Yes, because they know that they’re known. And that’s why people who have PreCheck are very well behaved in your system compared to those who don’t. This is purely anecdotal, based on my conversations with people, but I believe it’s a reasonable statement: The TSA finds close to 5,000 guns every year at checkpoints. How many of them are PreCheck versus non PreCheck? They don’t report it and it’s never going to be reported publicly, but based on all my experience — but I have known no proof of this — the vast majority are not PreCheck passengers. PreCheck passengers are going to be careful when they go through because they’re more experienced, they know how to travel, and in some sense, they’ve been informed and vetted already.

Rani Molla

While horrible, the vast majority of gun deaths in the US are not part of mass shootings, but rather suicides. Could risk assessment be used to prevent some of those as well?

Sheldon H. Jacobson

I believe that anything we do to know more about people who are owning firearms, the more likely we’re going to have beneficial impacts on the well-being of people in the country when it comes to firearm safety.

Rani Molla

You’ve noted that we regularly go through risk screenings for much more banal stuff than guns, like travel and mortgages. Why are guns different?

Sheldon H. Jacobson

Great question. You can argue it’s based on the Constitution and the Second Amendment — now we’re getting into the psyche of people. It could be purely a political motive, that people want to retain their power in Congress, and the only way they can do that is to ensure they have votes. And there’s a group of people who just feel that they want to have the right to have a gun, no questions asked.

If a legislator is against background checks, then they should be against PreCheck and they should relinquish their PreCheck status and they should never apply for a loan. Because although the information being collected is different potentially, what is the same is the process of seeking information and being willing to offer it, and that’s the key point.

Rani Molla

It seems lawmakers could learn a lot from industries other than the firearm industry.

Sheldon H. Jacobson

The auto industry as well as the airline industry are always looking at continuous improvement of their processes. When there is an airplane accident, the National Transportation Safety Board goes in, does a root cause analysis, determines what happened, and then implements policies and procedures so that it won’t happen again on another flight. The auto industry has continued to improve automobiles in a manner that there’s more safety features built-in. And some of them have become laws and policies — safety belt use, for example. All of these industries continue improving. And you see it in the fact that there are fewer accidents and fewer deaths.

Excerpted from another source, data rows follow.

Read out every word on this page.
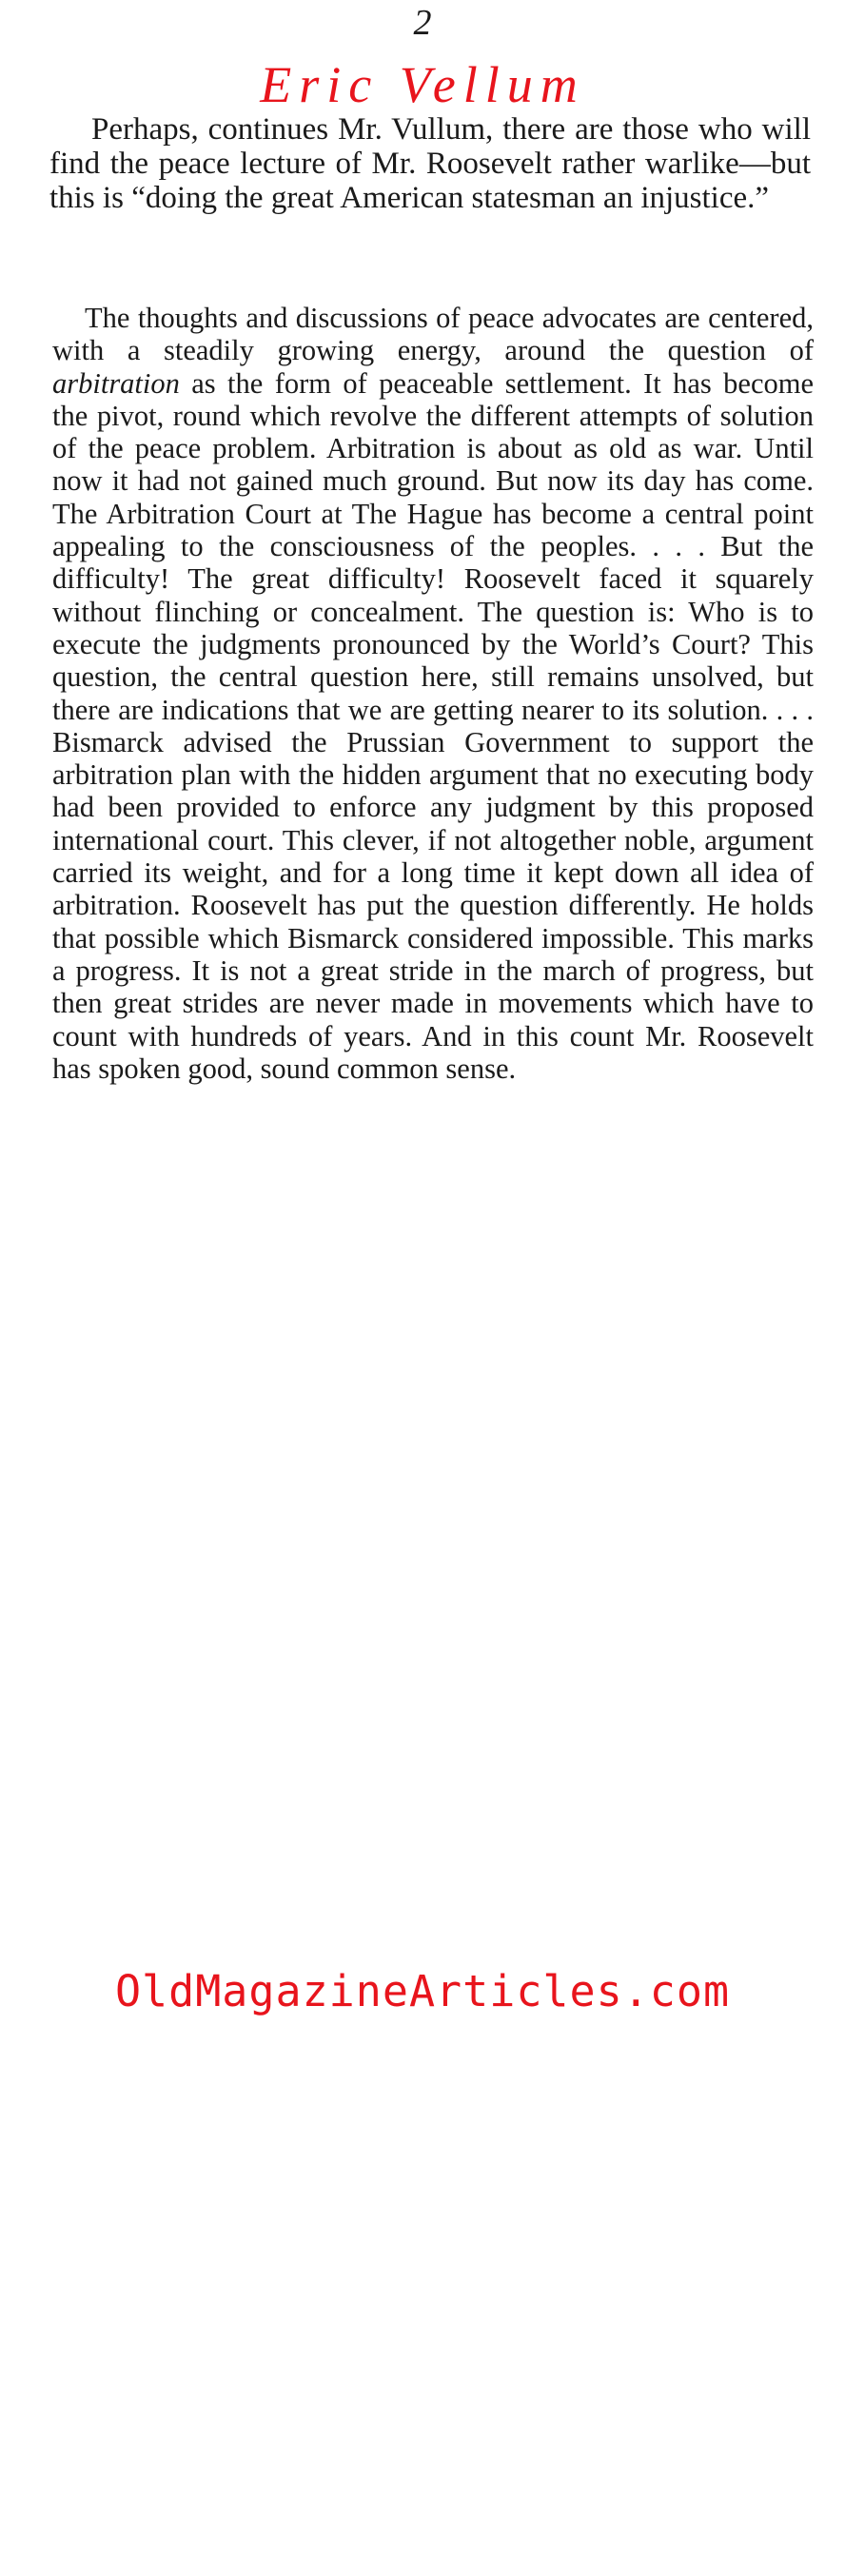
2
Eric Vellum

Perhaps, continues Mr. Vullum, there are those who will find the peace lecture of Mr. Roosevelt rather warlike—but this is “doing the great American statesman an injustice.”

The thoughts and discussions of peace advocates are centered, with a steadily growing energy, around the question of arbitration as the form of peaceable settlement. It has become the pivot, round which revolve the different attempts of solution of the peace problem. Arbitration is about as old as war. Until now it had not gained much ground. But now its day has come. The Arbitration Court at The Hague has become a central point appealing to the consciousness of the peoples. . . . But the difficulty! The great difficulty! Roosevelt faced it squarely without flinching or concealment. The question is: Who is to execute the judgments pronounced by the World’s Court? This question, the central question here, still remains unsolved, but there are indications that we are getting nearer to its solution. . . . Bismarck advised the Prussian Government to support the arbitration plan with the hidden argument that no executing body had been provided to enforce any judgment by this proposed international court. This clever, if not altogether noble, argument carried its weight, and for a long time it kept down all idea of arbitration. Roosevelt has put the question differently. He holds that possible which Bismarck considered impossible. This marks a progress. It is not a great stride in the march of progress, but then great strides are never made in movements which have to count with hundreds of years. And in this count Mr. Roosevelt has spoken good, sound common sense.

OldMagazineArticles.com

Every industry that wants to compete has to continue to improve, and government policies should be designed to improve the well-being of Americans and, ultimately, everybody who lives in the country. This is an issue that’s not seen improvement. Why aren’t we improving when everything else in our DNA says we should be improving?

Rani Molla

Again then, why is the gun industry different?

Sheldon H. Jacobson

That’s the question I keep posing. And that’s why I’ve come up with all these examples of things that we do routinely and accept. But when it comes to issues surrounding firearms, for some reason, walls go up and it’s like, “No, we can’t change.” And if we don’t change anything, we’re going to keep getting the same result.

I think people call that insanity: doing the same actions expecting different results. Well, we’re doing the same thing over and over again, and we’re getting the same results. So the question is, is this acceptable? And most of us will agree now it’s not acceptable.